Antara Zico dan Arabella masih sama seperti tadi saling diam dan tanpa bicara sedikit pun. Hingga kedatangan Mommy Vita dan Daddy Louis membuat mereka berdua semakin canggung.
"Eh, sudah sadar rupanya. Selamat datang kembali nak. Bagaimana keadaan kamu sekarang? Apa ada yang sakit atau tidak enak atau apa?" tanya Mommy Vita dengan mendekatinya.
Arabella hanya diam dan memandangi gerakan bibir dari wanita paruh baya yang masih terlihat cantik yang ada dihadapan nya.
Lalu Arabella menggunakan tangan nya untuk memberi isyarat pada Mom Vita bahwa dia tidak bisa bicara dan mendengar.
"Astagfitullah. Jadi kamu tidak bisa bicara dan mendengar?" tanya Mom Vita memastikan.

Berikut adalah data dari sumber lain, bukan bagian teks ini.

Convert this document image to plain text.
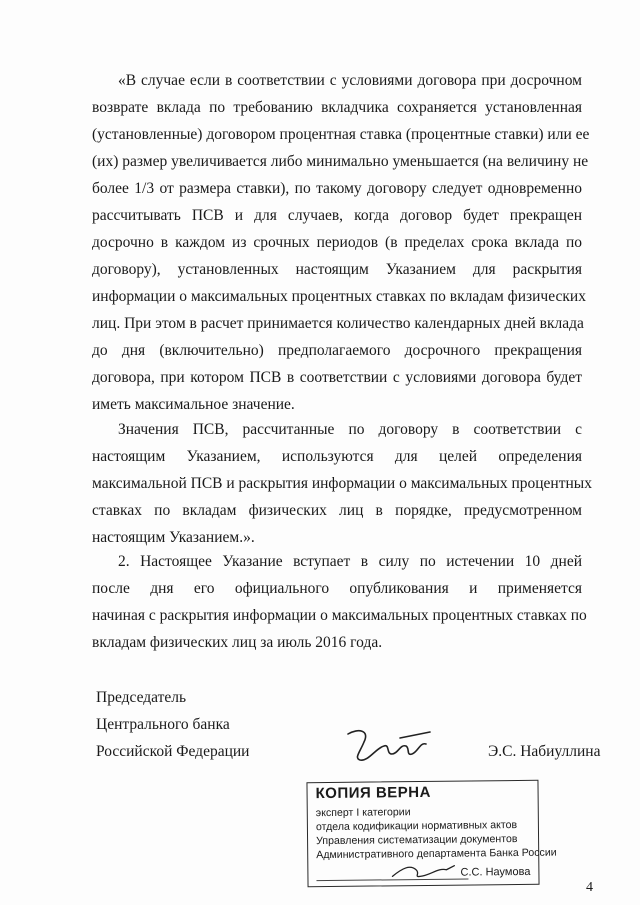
«В случае если в соответствии с условиями договора при досрочном
возврате вклада по требованию вкладчика сохраняется установленная
(установленные) договором процентная ставка (процентные ставки) или ее
(их) размер увеличивается либо минимально уменьшается (на величину не
более 1/3 от размера ставки), по такому договору следует одновременно
рассчитывать ПСВ и для случаев, когда договор будет прекращен
досрочно в каждом из срочных периодов (в пределах срока вклада по
договору), установленных настоящим Указанием для раскрытия
информации о максимальных процентных ставках по вкладам физических
лиц. При этом в расчет принимается количество календарных дней вклада
до дня (включительно) предполагаемого досрочного прекращения
договора, при котором ПСВ в соответствии с условиями договора будет
иметь максимальное значение.
Значения ПСВ, рассчитанные по договору в соответствии с
настоящим Указанием, используются для целей определения
максимальной ПСВ и раскрытия информации о максимальных процентных
ставках по вкладам физических лиц в порядке, предусмотренном
настоящим Указанием.».
2. Настоящее Указание вступает в силу по истечении 10 дней
после дня его официального опубликования и применяется
начиная с раскрытия информации о максимальных процентных ставках по
вкладам физических лиц за июль 2016 года.
Председатель
Центрального банка
Российской Федерации	Э.С. Набиуллина
КОПИЯ ВЕРНА
эксперт I категории
отдела кодификации нормативных актов
Управления систематизации документов
Административного департамента Банка России
С.С. Наумова
4
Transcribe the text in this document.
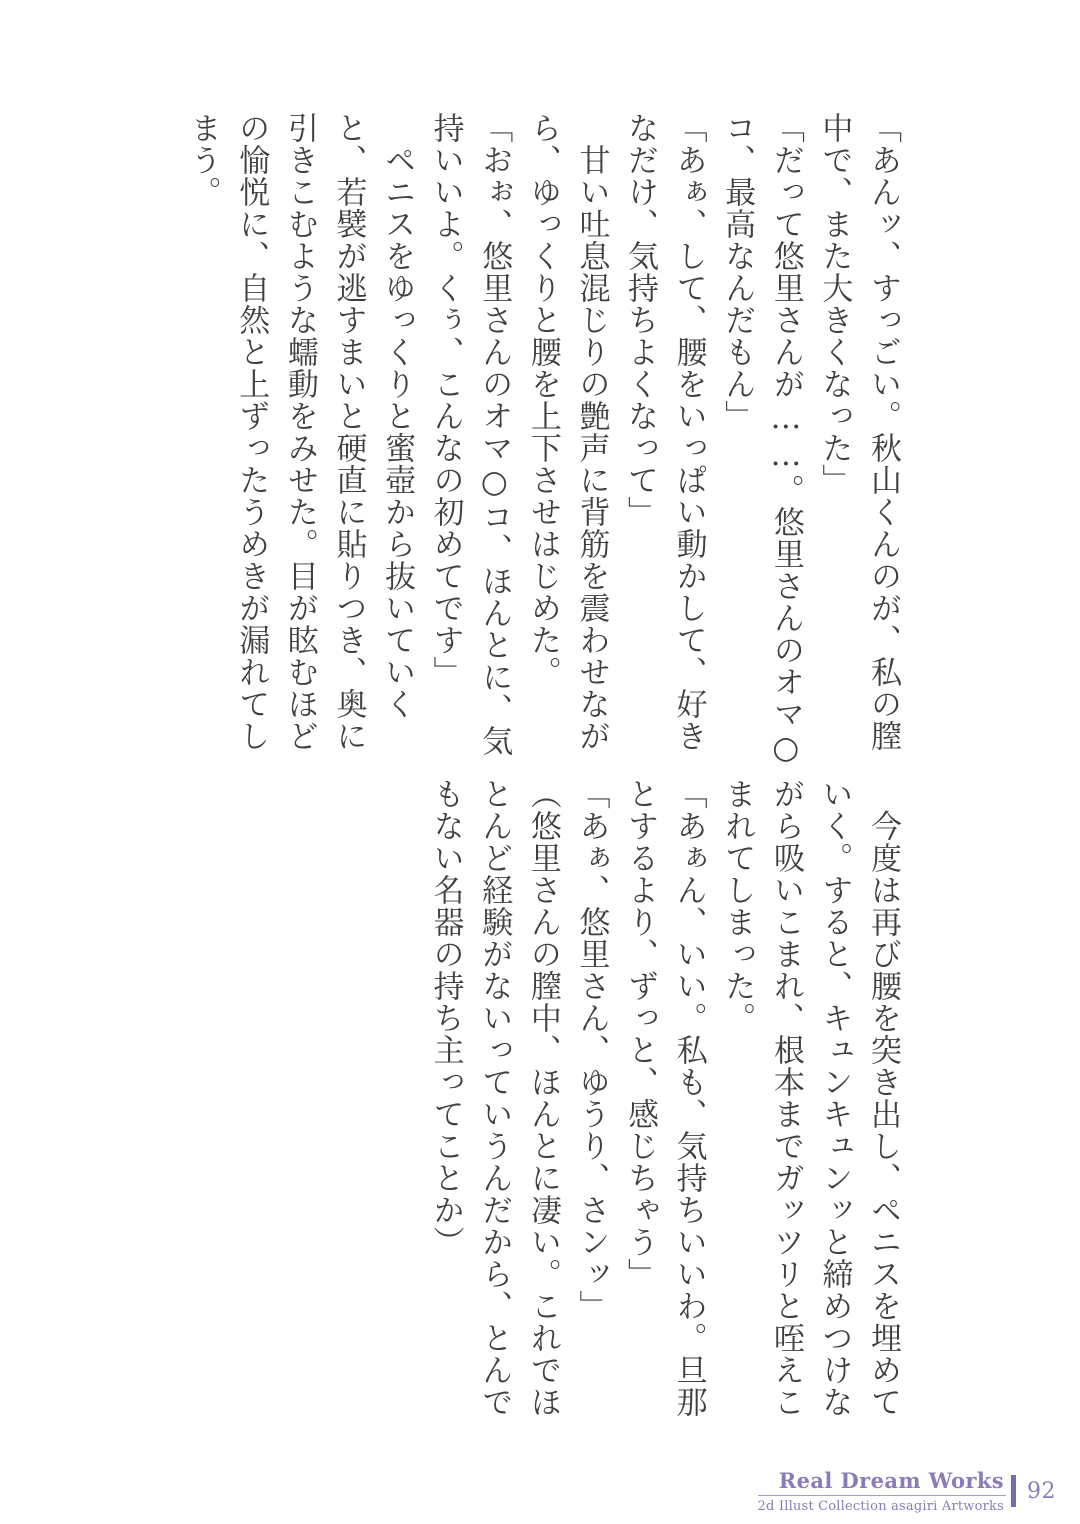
「あんッ、すっごい。秋山くんのが、私の膣
中で、また大きくなった」
「だって悠里さんが……。悠里さんのオマ○
コ、最高なんだもん」
「あぁ、して、腰をいっぱい動かして、好き
なだけ、気持ちよくなって」
　甘い吐息混じりの艶声に背筋を震わせなが
ら、ゆっくりと腰を上下させはじめた。
「おぉ、悠里さんのオマ○コ、ほんとに、気
持いいよ。くぅ、こんなの初めてです」
　ペニスをゆっくりと蜜壺から抜いていく
と、若襞が逃すまいと硬直に貼りつき、奥に
引きこむような蠕動をみせた。目が眩むほど
の愉悦に、自然と上ずったうめきが漏れてし
まう。
　今度は再び腰を突き出し、ペニスを埋めて
いく。すると、キュンキュンッと締めつけな
がら吸いこまれ、根本までガッツリと咥えこ
まれてしまった。
「あぁん、いい。私も、気持ちいいわ。旦那
とするより、ずっと、感じちゃう」
「あぁ、悠里さん、ゆうり、さンッ」
（悠里さんの膣中、ほんとに凄い。これでほ
とんど経験がないっていうんだから、とんで
もない名器の持ち主ってことか）
Real Dream Works
2d Illust Collection asagiri Artworks
92
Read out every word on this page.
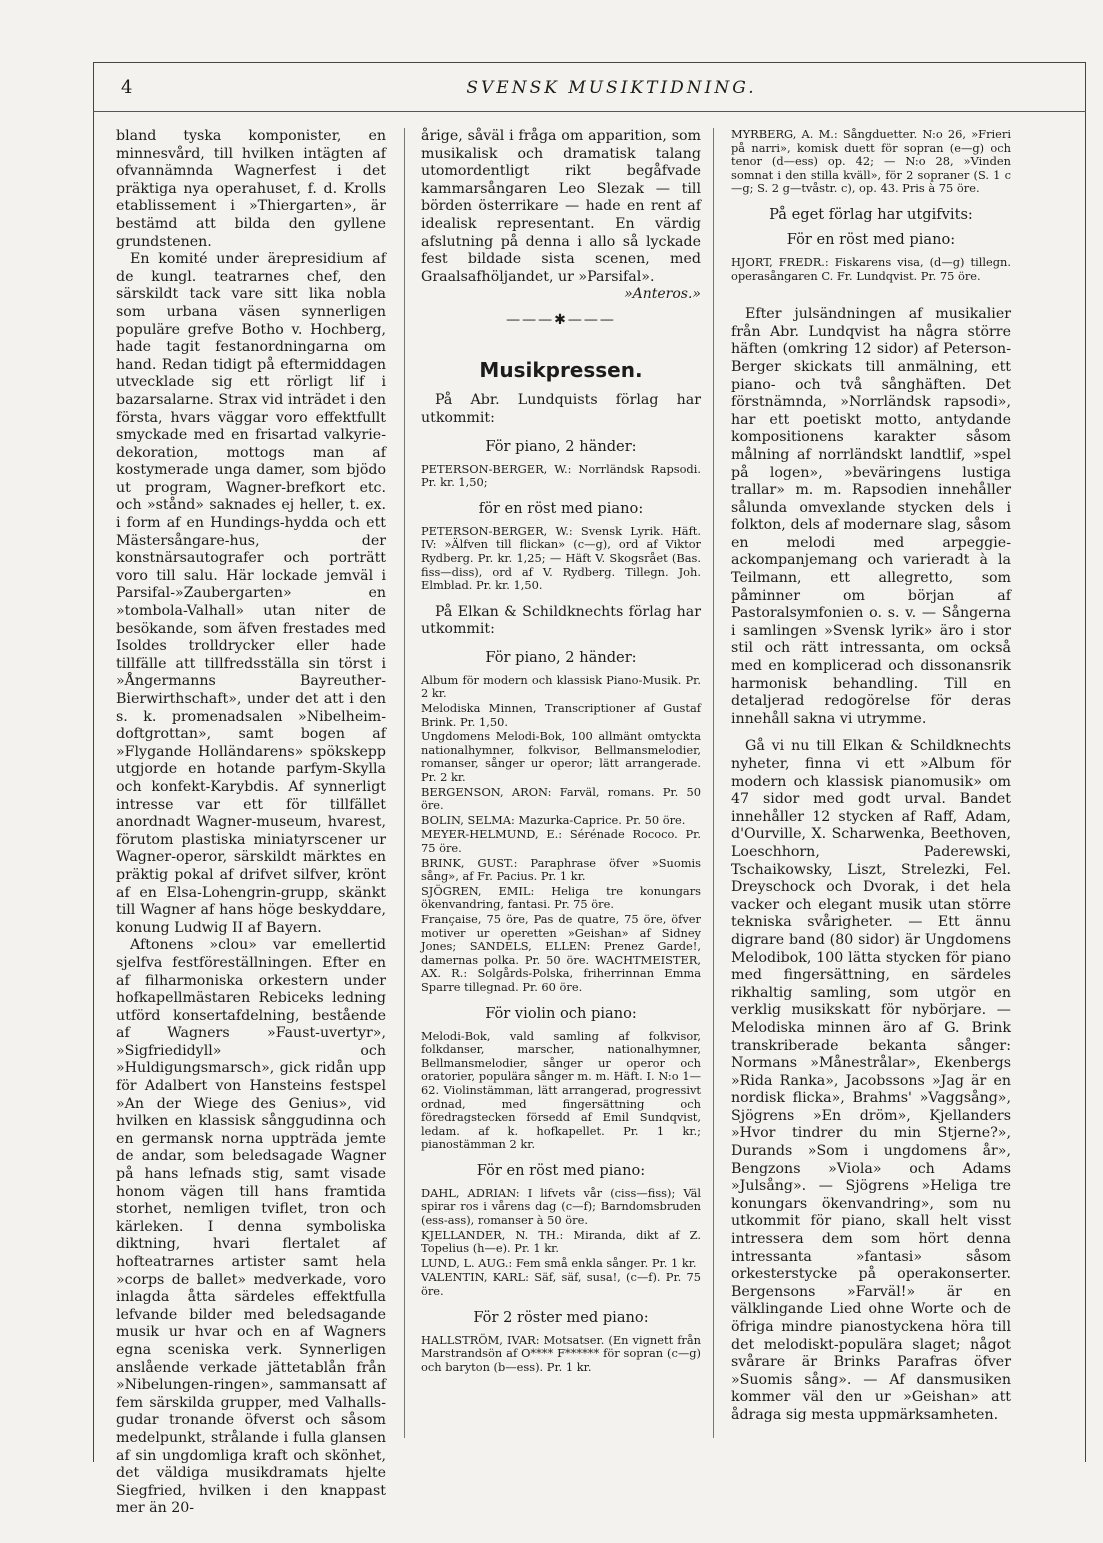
4	SVENSK MUSIKTIDNING.

bland tyska komponister, en minnesvård, till hvilken intägten af ofvannämnda Wagnerfest i det präktiga nya operahuset, f. d. Krolls etablissement i »Thiergarten», är bestämd att bilda den gyllene grundstenen.

En komité under ärepresidium af de kungl. teatrarnes chef, den särskildt tack vare sitt lika nobla som urbana väsen synnerligen populäre grefve Botho v. Hochberg, hade tagit festanordningarna om hand. Redan tidigt på eftermiddagen utvecklade sig ett rörligt lif i bazarsalarne. Strax vid inträdet i den första, hvars väggar voro effektfullt smyckade med en frisartad valkyrie-dekoration, mottogs man af kostymerade unga damer, som bjödo ut program, Wagner-brefkort etc. och »stånd» saknades ej heller, t. ex. i form af en Hundings-hydda och ett Mästersångare-hus, der konstnärsautografer och porträtt voro till salu. Här lockade jemväl i Parsifal-»Zaubergarten» en »tombola-Valhall» utan niter de besökande, som äfven frestades med Isoldes trolldrycker eller hade tillfälle att tillfredsställa sin törst i »Ångermanns Bayreuther-Bierwirthschaft», under det att i den s. k. promenadsalen »Nibelheim-doftgrottan», samt bogen af »Flygande Holländarens» spökskepp utgjorde en hotande parfym-Skylla och konfekt-Karybdis. Af synnerligt intresse var ett för tillfället anordnadt Wagner-museum, hvarest, förutom plastiska miniatyrscener ur Wagner-operor, särskildt märktes en präktig pokal af drifvet silfver, krönt af en Elsa-Lohengrin-grupp, skänkt till Wagner af hans höge beskyddare, konung Ludwig II af Bayern.

Aftonens »clou» var emellertid sjelfva festföreställningen. Efter en af filharmoniska orkestern under hofkapellmästaren Rebiceks ledning utförd konsertafdelning, bestående af Wagners »Faust-uvertyr», »Sigfriedidyll» och »Huldigungsmarsch», gick ridån upp för Adalbert von Hansteins festspel »An der Wiege des Genius», vid hvilken en klassisk sånggudinna och en germansk norna uppträda jemte de andar, som beledsagade Wagner på hans lefnads stig, samt visade honom vägen till hans framtida storhet, nemligen tviflet, tron och kärleken. I denna symboliska diktning, hvari flertalet af hofteatrarnes artister samt hela »corps de ballet» medverkade, voro inlagda åtta särdeles effektfulla lefvande bilder med beledsagande musik ur hvar och en af Wagners egna sceniska verk. Synnerligen anslående verkade jättetablån från »Nibelungen-ringen», sammansatt af fem särskilda grupper, med Valhalls-gudar tronande öfverst och såsom medelpunkt, strålande i fulla glansen af sin ungdomliga kraft och skönhet, det väldiga musikdramats hjelte Siegfried, hvilken i den knappast mer än 20-

årige, såväl i fråga om apparition, som musikalisk och dramatisk talang utomordentligt rikt begåfvade kammarsångaren Leo Slezak — till börden österrikare — hade en rent af idealisk representant. En värdig afslutning på denna i allo så lyckade fest bildade sista scenen, med Graalsafhöljandet, ur »Parsifal».

»Anteros.»

———✱———
Musikpressen.

På Abr. Lundquists förlag har utkommit:

För piano, 2 händer:

PETERSON-BERGER, W.: Norrländsk Rapsodi. Pr. kr. 1,50;

för en röst med piano:

PETERSON-BERGER, W.: Svensk Lyrik. Häft. IV: »Älfven till flickan» (c—g), ord af Viktor Rydberg. Pr. kr. 1,25; — Häft V. Skogsrået (Bas. fiss—diss), ord af V. Rydberg. Tillegn. Joh. Elmblad. Pr. kr. 1,50.

På Elkan & Schildknechts förlag har utkommit:

För piano, 2 händer:

Album för modern och klassisk Piano-Musik. Pr. 2 kr.

Melodiska Minnen, Transcriptioner af Gustaf Brink. Pr. 1,50.

Ungdomens Melodi-Bok, 100 allmänt omtyckta nationalhymner, folkvisor, Bellmansmelodier, romanser, sånger ur operor; lätt arrangerade. Pr. 2 kr.

BERGENSON, ARON: Farväl, romans. Pr. 50 öre.

BOLIN, SELMA: Mazurka-Caprice. Pr. 50 öre.

MEYER-HELMUND, E.: Sérénade Rococo. Pr. 75 öre.

BRINK, GUST.: Paraphrase öfver »Suomis sång», af Fr. Pacius. Pr. 1 kr.

SJÖGREN, EMIL: Heliga tre konungars ökenvandring, fantasi. Pr. 75 öre.

Française, 75 öre, Pas de quatre, 75 öre, öfver motiver ur operetten »Geishan» af Sidney Jones; SANDELS, ELLEN: Prenez Garde!, damernas polka. Pr. 50 öre. WACHTMEISTER, AX. R.: Solgårds-Polska, friherrinnan Emma Sparre tillegnad. Pr. 60 öre.

För violin och piano:

Melodi-Bok, vald samling af folkvisor, folkdanser, marscher, nationalhymner, Bellmansmelodier, sånger ur operor och oratorier, populära sånger m. m. Häft. I. N:o 1—62. Violinstämman, lätt arrangerad, progressivt ordnad, med fingersättning och föredragstecken försedd af Emil Sundqvist, ledam. af k. hofkapellet. Pr. 1 kr.; pianostämman 2 kr.

För en röst med piano:

DAHL, ADRIAN: I lifvets vår (ciss—fiss); Väl spirar ros i vårens dag (c—f); Barndomsbruden (ess-ass), romanser à 50 öre.

KJELLANDER, N. TH.: Miranda, dikt af Z. Topelius (h—e). Pr. 1 kr.

LUND, L. AUG.: Fem små enkla sånger. Pr. 1 kr.

VALENTIN, KARL: Säf, säf, susa!, (c—f). Pr. 75 öre.

För 2 röster med piano:

HALLSTRÖM, IVAR: Motsatser. (En vignett från Marstrandsön af O**** F****** för sopran (c—g) och baryton (b—ess). Pr. 1 kr.

MYRBERG, A. M.: Sångduetter. N:o 26, »Frieri på narri», komisk duett för sopran (e—g) och tenor (d—ess) op. 42; — N:o 28, »Vinden somnat i den stilla kväll», för 2 sopraner (S. 1 c—g; S. 2 g—tvåstr. c), op. 43. Pris à 75 öre.

På eget förlag har utgifvits:
För en röst med piano:

HJORT, FREDR.: Fiskarens visa, (d—g) tillegn. operasångaren C. Fr. Lundqvist. Pr. 75 öre.

Efter julsändningen af musikalier från Abr. Lundqvist ha några större häften (omkring 12 sidor) af Peterson-Berger skickats till anmälning, ett piano- och två sånghäften. Det förstnämnda, »Norrländsk rapsodi», har ett poetiskt motto, antydande kompositionens karakter såsom målning af norrländskt landtlif, »spel på logen», »beväringens lustiga trallar» m. m. Rapsodien innehåller sålunda omvexlande stycken dels i folkton, dels af modernare slag, såsom en melodi med arpeggie-ackompanjemang och varieradt à la Teilmann, ett allegretto, som påminner om början af Pastoralsymfonien o. s. v. — Sångerna i samlingen »Svensk lyrik» äro i stor stil och rätt intressanta, om också med en komplicerad och dissonansrik harmonisk behandling. Till en detaljerad redogörelse för deras innehåll sakna vi utrymme.

Gå vi nu till Elkan & Schildknechts nyheter, finna vi ett »Album för modern och klassisk pianomusik» om 47 sidor med godt urval. Bandet innehåller 12 stycken af Raff, Adam, d'Ourville, X. Scharwenka, Beethoven, Loeschhorn, Paderewski, Tschaikowsky, Liszt, Strelezki, Fel. Dreyschock och Dvorak, i det hela vacker och elegant musik utan större tekniska svårigheter. — Ett ännu digrare band (80 sidor) är Ungdomens Melodibok, 100 lätta stycken för piano med fingersättning, en särdeles rikhaltig samling, som utgör en verklig musikskatt för nybörjare. — Melodiska minnen äro af G. Brink transkriberade bekanta sånger: Normans »Månestrålar», Ekenbergs »Rida Ranka», Jacobssons »Jag är en nordisk flicka», Brahms' »Vaggsång», Sjögrens »En dröm», Kjellanders »Hvor tindrer du min Stjerne?», Durands »Som i ungdomens år», Bengzons »Viola» och Adams »Julsång». — Sjögrens »Heliga tre konungars ökenvandring», som nu utkommit för piano, skall helt visst intressera dem som hört denna intressanta »fantasi» såsom orkesterstycke på operakonserter. Bergensons »Farväl!» är en välklingande Lied ohne Worte och de öfriga mindre pianostyckena höra till det melodiskt-populära slaget; något svårare är Brinks Parafras öfver »Suomis sång». — Af dansmusiken kommer väl den ur »Geishan» att ådraga sig mesta uppmärksamheten.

Pasalnya informasi dari Zayn hanya mengenai latar belakang nya saja dan juga asal usul nya. Sedangkan masalah ini tidak ada yang tahu.
"Maafkan saya ya. Saya tidak tahu, jadi kamu ini maaf, tuna wicara?" tanya Mom Vita lagi dan diangguki oleh Arabella.
"Kasihan sekali kamu nak. Nasib kamu kurang beruntung" gumam Mom Vita yang langsung memeluk tubuh kurus seorang gadis.
Saat suasana sedang haru datang para saudara Zico. Dan ternyata Zoya juga baru sampai di Jakarta dan langsung kemari untuk bertemu dengan gadis malang ini.
"Selamat ya. Kamu sudah sadar lagi" ucap Zia yang menghampiri Arabella dan mengulurkan tangan nya memberi selamat.
"Kenapa dia diam saja?" tanya Zia merasa heran.
"Dia tidak bisa bicara Zi" ucap Zico yang sedang berada didekat saudaranya yang lain.
"Jadi, dia..." Zia tidak melanjutkan ucapan nya lagi karena mendapatkan tatapan mengerikan dari Mom Vita.
"Hehehe, I'm sorry Mom" ucap Zia yang langsung diam dan duduk berdampingan dengan Zico.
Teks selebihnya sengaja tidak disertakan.